The fourth and final issue is from the kitchen appliance maker Stovekraft Limited which is tapping the capital markets with its fresh issue of Rs 95 crore and an offer for sale of 82.5 lakh shares in a price band of Rs 384-385. The company operates under the brands Pigeon and Gilma. The company has been loss-making and has just before going public become profitable, which seems coincidental. Based on the fully diluted and restated EPS for the year ended March 2020 of Rs 1.05, it is a staggering 366.67 times. Two of the large listed peers, TTK Prestige and Hawkins Cookers trade at a PE multiple of 44.93 and 42.25 times respectively. The issue would open on Monday and close on Thursday, the 28th of January.
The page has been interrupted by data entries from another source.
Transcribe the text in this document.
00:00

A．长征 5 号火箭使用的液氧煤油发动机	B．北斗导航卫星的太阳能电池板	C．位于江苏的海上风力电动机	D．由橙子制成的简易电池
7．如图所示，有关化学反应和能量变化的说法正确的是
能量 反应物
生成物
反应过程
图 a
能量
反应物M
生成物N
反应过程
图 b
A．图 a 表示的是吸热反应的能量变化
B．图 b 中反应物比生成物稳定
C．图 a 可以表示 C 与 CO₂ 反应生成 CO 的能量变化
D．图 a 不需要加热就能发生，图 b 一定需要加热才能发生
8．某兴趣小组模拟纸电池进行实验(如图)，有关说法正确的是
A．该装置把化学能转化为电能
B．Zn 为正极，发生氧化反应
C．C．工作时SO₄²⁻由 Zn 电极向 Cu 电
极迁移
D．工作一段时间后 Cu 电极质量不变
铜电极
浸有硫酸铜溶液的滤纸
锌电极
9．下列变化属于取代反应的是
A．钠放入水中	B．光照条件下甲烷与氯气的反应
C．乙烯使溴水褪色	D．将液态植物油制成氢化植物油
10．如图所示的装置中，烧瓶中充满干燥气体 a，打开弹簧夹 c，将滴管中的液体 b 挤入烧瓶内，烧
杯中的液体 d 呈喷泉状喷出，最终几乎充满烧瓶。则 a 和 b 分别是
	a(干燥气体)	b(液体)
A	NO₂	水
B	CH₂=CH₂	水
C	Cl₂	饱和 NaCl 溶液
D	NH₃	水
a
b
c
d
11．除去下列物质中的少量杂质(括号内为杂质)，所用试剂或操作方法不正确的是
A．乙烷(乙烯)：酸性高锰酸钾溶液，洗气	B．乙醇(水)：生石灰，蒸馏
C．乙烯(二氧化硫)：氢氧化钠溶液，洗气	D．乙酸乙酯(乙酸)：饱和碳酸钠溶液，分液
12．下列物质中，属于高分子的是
January futures would expire on Thursday, the 28th of January. The December series, which had expired at 13,981.75 points, is currently up 390.15 points or 2.79%. This is the lowest series gain in the last few months and looking at the volatility being currently witnessed; a lot of drama is expected in the next three days to expire. Expect bulls to put all they have at their disposal to pull the series up while bears try to salvage the month after being hammered over the last few months. It may be of interest to investors, that FPI’s were sellers of about Rs 625 crore on Friday. Whether this is an isolated event or would become a trend, only time would tell.
Reliance industries announced a great set of numbers and improved performance in all their verticals. The company reported a consolidated EPS of Rs 20.5 for the quarter before exceptional items. This was up 38% compared to the previous year. During the week, shares of Reliance Industries gained Rs 112 or 5.78% to close at Rs 2,050. With this strong performance, there is every possibility that the share could lead from the front and help bulls gain traction in the market.
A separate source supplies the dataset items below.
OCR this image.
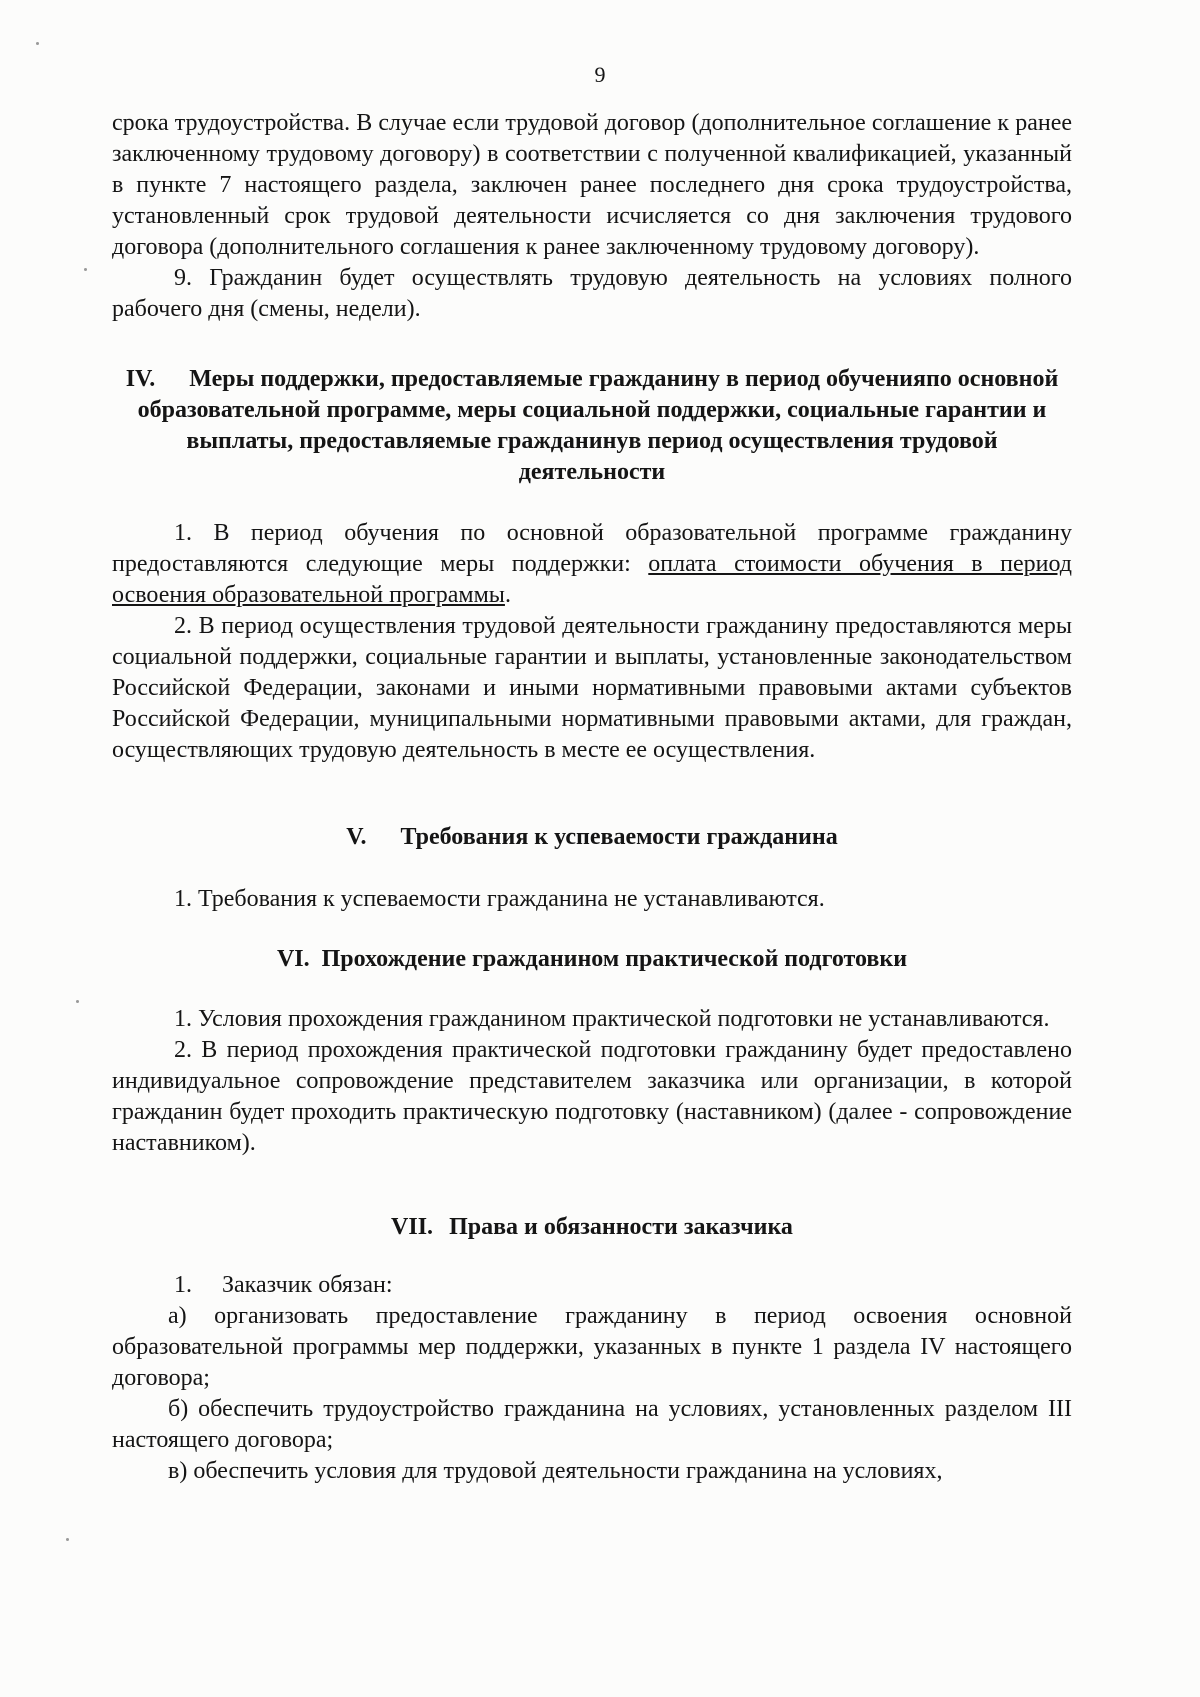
9

срока трудоустройства. В случае если трудовой договор (дополнительное соглашение к ранее заключенному трудовому договору) в соответствии с полученной квалификацией, указанный в пункте 7 настоящего раздела, заключен ранее последнего дня срока трудоустройства, установленный срок трудовой деятельности исчисляется со дня заключения трудового договора (дополнительного соглашения к ранее заключенному трудовому договору).

9. Гражданин будет осуществлять трудовую деятельность на условиях полного рабочего дня (смены, недели).

IV. Меры поддержки, предоставляемые гражданину в период обученияпо основной образовательной программе, меры социальной поддержки, социальные гарантии и выплаты, предоставляемые гражданинув период осуществления трудовой деятельности

1. В период обучения по основной образовательной программе гражданину предоставляются следующие меры поддержки: оплата стоимости обучения в период освоения образовательной программы.

2. В период осуществления трудовой деятельности гражданину предоставляются меры социальной поддержки, социальные гарантии и выплаты, установленные законодательством Российской Федерации, законами и иными нормативными правовыми актами субъектов Российской Федерации, муниципальными нормативными правовыми актами, для граждан, осуществляющих трудовую деятельность в месте ее осуществления.

V. Требования к успеваемости гражданина

1. Требования к успеваемости гражданина не устанавливаются.

VI. Прохождение гражданином практической подготовки

1. Условия прохождения гражданином практической подготовки не устанавливаются.

2. В период прохождения практической подготовки гражданину будет предоставлено индивидуальное сопровождение представителем заказчика или организации, в которой гражданин будет проходить практическую подготовку (наставником) (далее - сопровождение наставником).

VII. Права и обязанности заказчика

1. Заказчик обязан:

а) организовать предоставление гражданину в период освоения основной образовательной программы мер поддержки, указанных в пункте 1 раздела IV настоящего договора;

б) обеспечить трудоустройство гражданина на условиях, установленных разделом III настоящего договора;

в) обеспечить условия для трудовой деятельности гражданина на условиях,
Reserve Bank of India has announced a discussion paper on NBFC’s. The crux of the discussion hovers around reducing the arbitrage between NBFC’s and Banks. An important event is the funding of HNI’s by NBFC’s which is proposed to be capped at Rs 1 crore per individual. This would have a serious impact on the subscription levels of HNI’s in issues once the discussion paper becomes law.
On the Covid-19 front, the world saw 9,93,29,286 patients, 21,30,422 deaths and 7,13,71,105 patients recovering. In India, we saw 1,06,55,435 patients, 1,53,376 deaths and 1,03,16,786 patients recovering. Compared to the previous week, the world saw 43,61,205 new patients, 99,140 deaths and 35,84,346 patients recovering. In India, we saw 96,275 new patients, 1,065 deaths and 1,19,901 patients recovering. Covid-19 vaccination is picking up in the country and various misconceptions about the same are being put to rest. One hopes that the world comes out of this pandemic and is able to control the same.
The week ahead has a trading holiday on Tuesday on account of the Republic Day. January futures expire on Thursday which means that after the holiday there would be just two trading days. Markets would be super volatile and rumours about expected changes in the Budget would be flying thick and thin by then. At this point, there is hardly any clarity on the budget expectations. In such a scenario it makes sense to continue booking profits and use rallies to sell into. It may be advisable to not buy into sharp dips and wait for a budget announcement before taking fresh positions.